The last few days have been interesting ones, and have brought back A LOT of memories. I hadn’t set foot in a hospital since my father’s six-week stay last year, which culminated in his passing; and the sense of deja-vu has been quite scary.
My mother travelled to Brisbane (where I live) from her regional Queensland town last week for surgery. The operation she required wasn’t a big deal, but involves a 5 day hospital stay and she will need to take it easy for a while.
The memories started just before she arrived in town. I’d been sick, just with cold and flu type symptoms so was already feeling a bit tired and emotional which has probably contributed to my angsty-ness.
Firstly I started worrying about not seeing her before her operation IN CASE something happened. Naturally then I went to that bad place of ‘what if?’ Since my dad’s death she’s really all I have, given my lack of partner and family of my own. (Naturally I was making it ‘all about me’!!!)
Then I started pondering on dad’s last weeks – his initial admission to hospital for some bowel problem, his subsequent fall in hospital in which he fractured his spine and was unable to move, his bizarre delirium and finally the diagnosis (that aside from everything else) cancer had spread throughout his body. After two weeks in his hometown he was transferred here for a couple of weeks until the final diagnosis (and prognosis) was known after which he went into palliative care for his remaining time.
The hours I spent at the hospital on the day of my mother’s surgery were confronting. The waiting. The uncertainty.
Mum and I joked about it initially: at her pre-op appointment as she pulled out her little bag of medications and compared it to my dad’s. As a heart transplant recipient, my father’s medications had their own condo.
But then it got real. The hospital bed she’s in isn’t as amazing as the one dad had for his spine, but getting instructions on how to work it (along with the pain medication pump, reading light and nurse’s buzzer) was all very deja-vu-ish.
Each time mum raises the back of the bed I’m reminded of dad’s pain as we tried to sit him up enough to eat and the difficulties we had feeding him over those final weeks. The beeping of drips and various other things around the bed are also far too familiar.
Today my mother dozed briefly during my visit.
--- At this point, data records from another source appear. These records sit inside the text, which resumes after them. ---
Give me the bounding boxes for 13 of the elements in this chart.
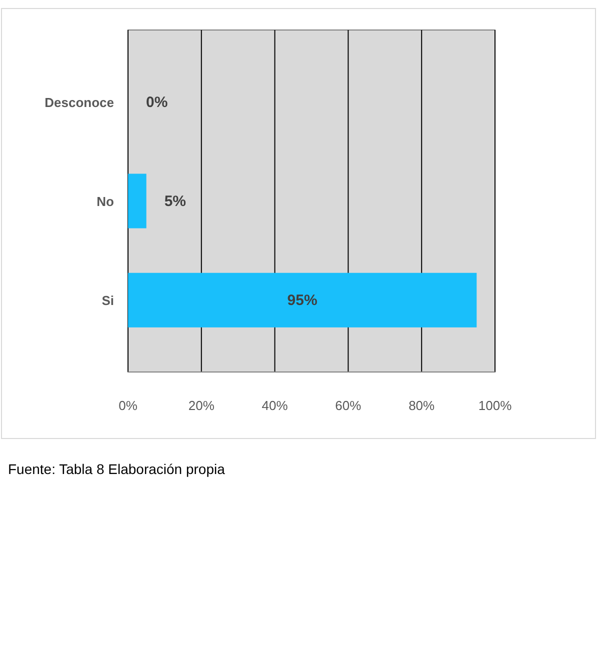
- x-tick-label: 20%: [188, 398, 215, 413]
- x-tick-label: 60%: [335, 398, 362, 413]
- y-tick-label: Si: [102, 293, 114, 308]
- x-tick-label: 0%: [118, 398, 138, 413]
- x-tick-label: 100%: [478, 398, 512, 413]
- data-label: 5%: [164, 193, 186, 210]
- y-tick-label: No: [96, 194, 114, 209]
- x-tick-label: 40%: [262, 398, 288, 413]
- source-note: Fuente: Tabla 8 Elaboración propia: [8, 461, 226, 477]
- x-tick-label: 80%: [408, 398, 436, 413]
- y-tick-label: Desconoce: [44, 94, 114, 110]
- data-label: 0%: [146, 94, 168, 111]
- data-label: 95%: [287, 292, 318, 310]
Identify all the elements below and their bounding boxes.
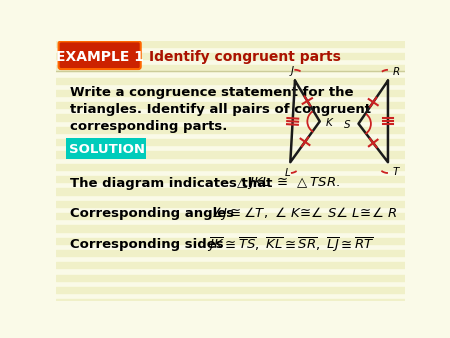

I watched the rise and fall of her chest and remembered my brother, mother and I holding our collective breaths each time my father took one, wondering if it would be his last.
At least the worst is out of the way now. I’ve had my hospital revisiting cherry broken – in a manner of speaking.
It’s just over six months since dad passed and it still doesn’t feel real. Perhaps it never will. The hardest part is to not go ‘there’: to the ‘what ifs’. Mum and I talked about it today. We don’t regret any of the decisions we made about his care… but I said, ‘If I’d known what the last week or two would have been like, I might have cherished the ones before it more.’
But we never know. What’s ahead. If I was a different kind of person I’d comment here about making the most of today. Blah blah blah. But I won’t. I’m not that kind of girl.